Au fond, il nous abhorrait.

Quant à Firmin, qui nous fut si utile par son talent, — talent réel, quoique rejetant au plus haut degré la forme, c’est-à-dire le côté plastique de l’art, — il n’avait pas d’opinion littéraire ; il avait seulement une espèce d’instinct dramatique qui donnait, à défaut d’art, le mouvement et la vie à son jeu.

Il nous aimait donc assez, nous chez qui étaient ses qualités, à lui : la vie et le mouvement ; mais il craignait fort les autres, les vieux ; de sorte qu’il restait neutre dans toutes les querelles littéraires, et assistait rarement à une lecture, afin de ne pas être obligé de manifester son opinion. Ce n’était pas un obstacle, mais ce n’était pas non plus un soutien.

La pièce était distribuée — nous parlons des rôles principaux — entre les quatre artistes que nous venons de nommer, et qui étaient les premiers du Théâtre-Français.

Mademoiselle Mars jouait doña Sol ; Joanny, Ruy Gomez ; Michelot, Charles-Quint, et Firmin, Hernani.

J’ai dit que notre littérature n’était pas sympathique à mademoiselle Mars mais je dois ajouter ou plutôt répéter une chose, c’est que, comme mademoiselle Mars, au théâtre, était le plus honnête homme du monde. Une fois la première représentation engagée, une fois que le feu des applaudissements ou des sifflets avait salué le drapeau — fût-il étranger — sous lequel elle combattait, elle se serait fait tuer plutôt que de reculer d’un pas ; elle aurait subi le martyre plutôt que de renier, nous ne dirons pas sa foi, — notre école n’était pas sa foi, — mais son serment.

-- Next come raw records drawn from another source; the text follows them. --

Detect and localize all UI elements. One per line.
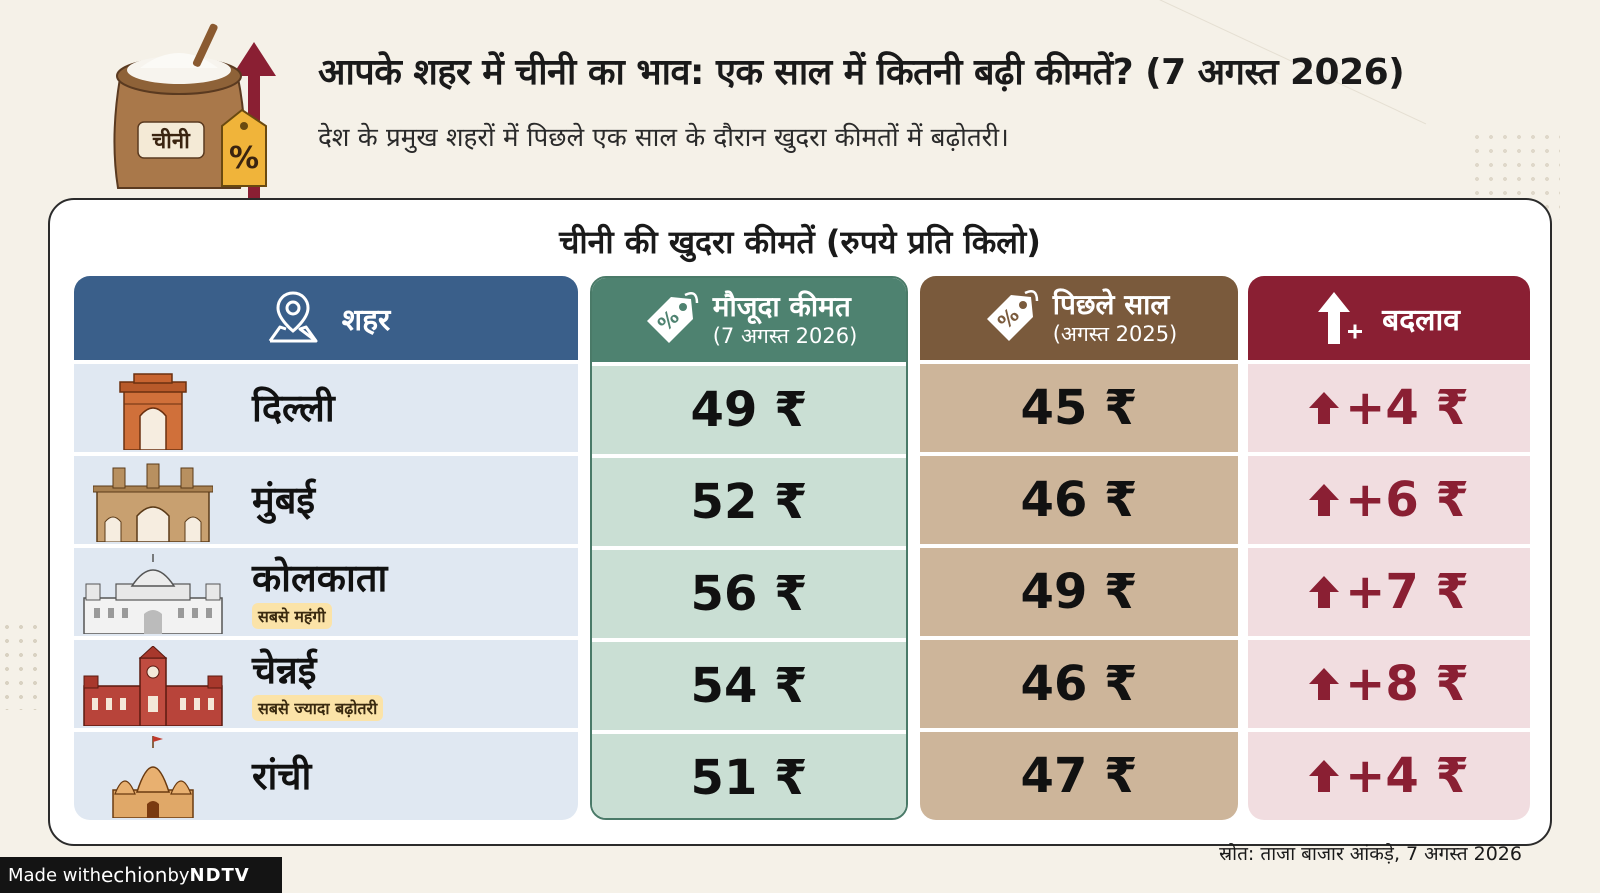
sack-label: चीनी [151, 127, 191, 154]
background-dots [0, 620, 40, 710]
price-change-value: +7 ₹ [1345, 564, 1469, 620]
ndtv-logo: NDTV [189, 864, 250, 886]
sugar-sack-illustration: चीनी % [100, 18, 300, 198]
city-name: चेन्नई [252, 648, 317, 692]
page-subtitle: देश के प्रमुख शहरों में पिछले एक साल के … [318, 123, 1009, 153]
change-label: बदलाव [1382, 302, 1460, 338]
gateway-of-india-icon [78, 458, 228, 542]
change-column: बदलाव +4 ₹ +6 ₹ +7 ₹ +8 ₹ +4 ₹ [1248, 276, 1530, 820]
city-column: शहर दिल्ली [74, 276, 578, 820]
price-change: +7 ₹ [1309, 564, 1469, 620]
previous-price-date: (अगस्त 2025) [1052, 322, 1178, 346]
source-note: स्रोत: ताजा बाजार आंकड़े, 7 अगस्त 2026 [1219, 843, 1522, 865]
table-row: 52 ₹ [592, 458, 906, 546]
current-price: 56 ₹ [690, 566, 808, 622]
price-change: +8 ₹ [1309, 656, 1469, 712]
current-price-date: (7 अगस्त 2026) [712, 324, 858, 348]
table-row: +4 ₹ [1248, 732, 1530, 820]
current-price: 49 ₹ [690, 382, 808, 438]
arrow-up-icon [1309, 392, 1340, 424]
city-name: कोलकाता [252, 556, 388, 600]
previous-price: 47 ₹ [1020, 748, 1138, 804]
price-change: +4 ₹ [1309, 748, 1469, 804]
city-name: दिल्ली [252, 386, 335, 430]
price-change-value: +4 ₹ [1345, 380, 1469, 436]
table-row: +7 ₹ [1248, 548, 1530, 636]
most-expensive-badge: सबसे महंगी [252, 603, 332, 629]
price-change: +6 ₹ [1309, 472, 1469, 528]
page-title: आपके शहर में चीनी का भाव: एक साल में कित… [318, 52, 1405, 93]
table-row: 45 ₹ [920, 364, 1238, 452]
temple-icon [78, 734, 228, 818]
current-price: 54 ₹ [690, 658, 808, 714]
arrow-up-plus-icon [1318, 292, 1363, 344]
previous-price: 46 ₹ [1020, 656, 1138, 712]
city-column-label: शहर [341, 302, 391, 338]
table-row: चेन्नई सबसे ज्यादा बढ़ोतरी [74, 640, 578, 728]
price-tag-icon: % [986, 290, 1038, 341]
arrow-up-icon [1309, 576, 1340, 608]
price-table-card: चीनी की खुदरा कीमतें (रुपये प्रति किलो) … [48, 198, 1552, 846]
previous-price-column: % पिछले साल (अगस्त 2025) 45 ₹ 46 ₹ 49 ₹ … [920, 276, 1238, 820]
previous-price: 49 ₹ [1020, 564, 1138, 620]
table-row: मुंबई [74, 456, 578, 544]
current-price: 52 ₹ [690, 474, 808, 530]
table-row: 51 ₹ [592, 734, 906, 818]
echion-logo: echion [100, 863, 168, 887]
change-header: बदलाव [1248, 276, 1530, 360]
table-row: +8 ₹ [1248, 640, 1530, 728]
arrow-up-icon [1309, 484, 1340, 516]
price-change-value: +4 ₹ [1345, 748, 1469, 804]
table-row: 46 ₹ [920, 456, 1238, 544]
arrow-up-icon [1309, 760, 1340, 792]
tag-label: % [229, 141, 259, 176]
previous-price: 45 ₹ [1020, 380, 1138, 436]
table-row: 49 ₹ [592, 366, 906, 454]
table-row: 56 ₹ [592, 550, 906, 638]
table-row: कोलकाता सबसे महंगी [74, 548, 578, 636]
current-price-label: मौजूदा कीमत [712, 290, 851, 323]
table-row: 54 ₹ [592, 642, 906, 730]
table-row: 47 ₹ [920, 732, 1238, 820]
made-with-banner[interactable]: Made with echion by NDTV [0, 857, 282, 893]
chennai-central-icon [78, 642, 228, 726]
map-pin-icon [268, 291, 318, 343]
arrow-up-icon [1309, 668, 1340, 700]
made-by-text: by [167, 864, 190, 886]
current-price-column: % मौजूदा कीमत (7 अगस्त 2026) 49 ₹ 52 ₹ 5… [590, 276, 908, 820]
price-change-value: +6 ₹ [1345, 472, 1469, 528]
victoria-memorial-icon [78, 550, 228, 634]
india-gate-icon [78, 366, 228, 450]
price-tag-icon: % [646, 292, 698, 343]
table-title: चीनी की खुदरा कीमतें (रुपये प्रति किलो) [559, 223, 1041, 261]
city-column-header: शहर [74, 276, 578, 360]
highest-increase-badge: सबसे ज्यादा बढ़ोतरी [252, 695, 384, 721]
price-change: +4 ₹ [1309, 380, 1469, 436]
previous-price-label: पिछले साल [1052, 288, 1170, 321]
price-change-value: +8 ₹ [1345, 656, 1469, 712]
table-row: दिल्ली [74, 364, 578, 452]
table-row: रांची [74, 732, 578, 820]
table-row: 46 ₹ [920, 640, 1238, 728]
made-with-text: Made with [8, 864, 101, 886]
current-price-header: % मौजूदा कीमत (7 अगस्त 2026) [592, 278, 906, 362]
table-row: +6 ₹ [1248, 456, 1530, 544]
table-row: 49 ₹ [920, 548, 1238, 636]
current-price: 51 ₹ [690, 750, 808, 806]
city-name: मुंबई [252, 478, 316, 522]
table-row: +4 ₹ [1248, 364, 1530, 452]
previous-price: 46 ₹ [1020, 472, 1138, 528]
previous-price-header: % पिछले साल (अगस्त 2025) [920, 276, 1238, 360]
city-name: रांची [252, 754, 312, 798]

Seulement, pour en arriver là, il fallait passer par cinquante ou soixante répétitions, et ce qu’il y avait, pendant ces cinquante ou soixante répétitions, d’observations hasardées, de grimaces faites, de coups d’épingle donnés à l’auteur, c’était incalculable.

Il va sans dire que ces coups d’épingle pour le corps étaient bien souvent des coups de poignard pour le cœur.